I’ve had the soup dumplings (a.k.a. Little Dragons, Xiao Long Bao) several times, and was expecting something similar. Instead, this dish is more like the tofu and shiitake dumplings: pork balls wrapped in rice paper wrapper, steamed to tenderness, and in the same sauce as the t & s dumplings. Really good, and a little more substantial than the t & s dumplings.


Sesame Asian Kitchen:

Red Curry Pork:

Sesame Asian is unusual in Southern Oregon, in that they are not afraid to put large amounts of spiciness into their dishes. The red curry pork is no exception; roasted (or smoked?) pork, shredded, and served in a spicy, smoky red curry sauce. I like the bean sprouts and sauce, but I found the pork not to be sufficiently tender. I left a note to the manager to that effect; we’ll see if anything come of it as I work my way down the menu.



The Grizzly:

After a week of mostly unusual tastes, The Grizzly was a safe bet. It’s a classic meat-centric pizza, with olives and mushrooms to add an aura of nutritional completeness. It’s a great pizza for when you want that big slug of meat.



Lemon Crepes:

Smithfield’s cuisine is based on meat: beef, pork, almost anything with four hooves or feet.

So, of course, the first item on their brunch menu is lemon crepes with pears, yogurt, strawberry coulis, and ginger snaps. It’s a really interesting and very light dish; the texture and taste of the pears worked well in place of what would often have been banana chunks. I didn’t know it was yogurt; I thought it was a whipped cream, and the ginger snap bits read as bacon. But it’s a very light dish; if you’re hungry, get a side of something.

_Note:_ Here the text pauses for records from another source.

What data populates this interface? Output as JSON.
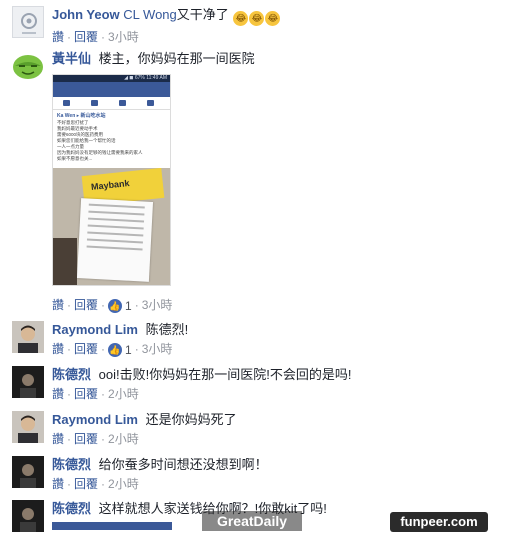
{
  "ui": {
    "reply_label": "讚",
    "reply2_label": "回覆",
    "separator": "·"
  },
  "comments": [
    {
      "author": "John Yeow",
      "mention": "CL Wong",
      "text": "又干净了",
      "emojis": [
        "😂",
        "😂",
        "😂"
      ],
      "time": "3小時",
      "avatar": "gear-avatar"
    },
    {
      "author": "黃半仙",
      "text": "楼主，你妈妈在那一间医院",
      "time": "3小時",
      "likes": "1",
      "avatar": "green-face-avatar",
      "photo": {
        "status": "◢ ◼ 67% 11:49 AM",
        "post_author": "Ka Wen ▸ 新山吃水站",
        "post_lines": [
          "不好意思打扰了",
          "我妈妈最近要动手术",
          "需要6000块的医药费用",
          "如果您们能给我一个帮忙的话",
          "一人一点力量",
          "因为我妈妈没有足够的钱让需要我来的家人",
          "如果不愿意也关..."
        ],
        "brand": "Maybank"
      }
    },
    {
      "author": "Raymond Lim",
      "text": "陈德烈!",
      "time": "3小時",
      "likes": "1",
      "avatar": "man-avatar"
    },
    {
      "author": "陈德烈",
      "text": "ooi!击败!你妈妈在那一间医院!不会回的是吗!",
      "time": "2小時",
      "avatar": "dark-avatar"
    },
    {
      "author": "Raymond Lim",
      "text": "还是你妈妈死了",
      "time": "2小時",
      "avatar": "man-avatar"
    },
    {
      "author": "陈德烈",
      "text": "给你蚕多时间想还没想到啊！",
      "time": "2小時",
      "avatar": "dark-avatar"
    },
    {
      "author": "陈德烈",
      "text": "这样就想人家送钱给你啊？!你敢kit了吗!",
      "avatar": "dark-avatar"
    }
  ],
  "watermarks": {
    "left": "GreatDaily",
    "right": "funpeer.com"
  }
}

That’s it for this set of meals. More to come, including a couple of new restaurants as they re-open for the tourist season.

Bon appétit!

One Comment leave one →
  1. Saturday 28 January 2012 9:21 AM

    Great food photos and love your commentary. I make it up to Ashland occasionally and have eaten at only some of the restaurants mentioned. Looking forward to trying out the different places. Would be nice to have locations or links to the restaurants in your reviews. Keep up the good work.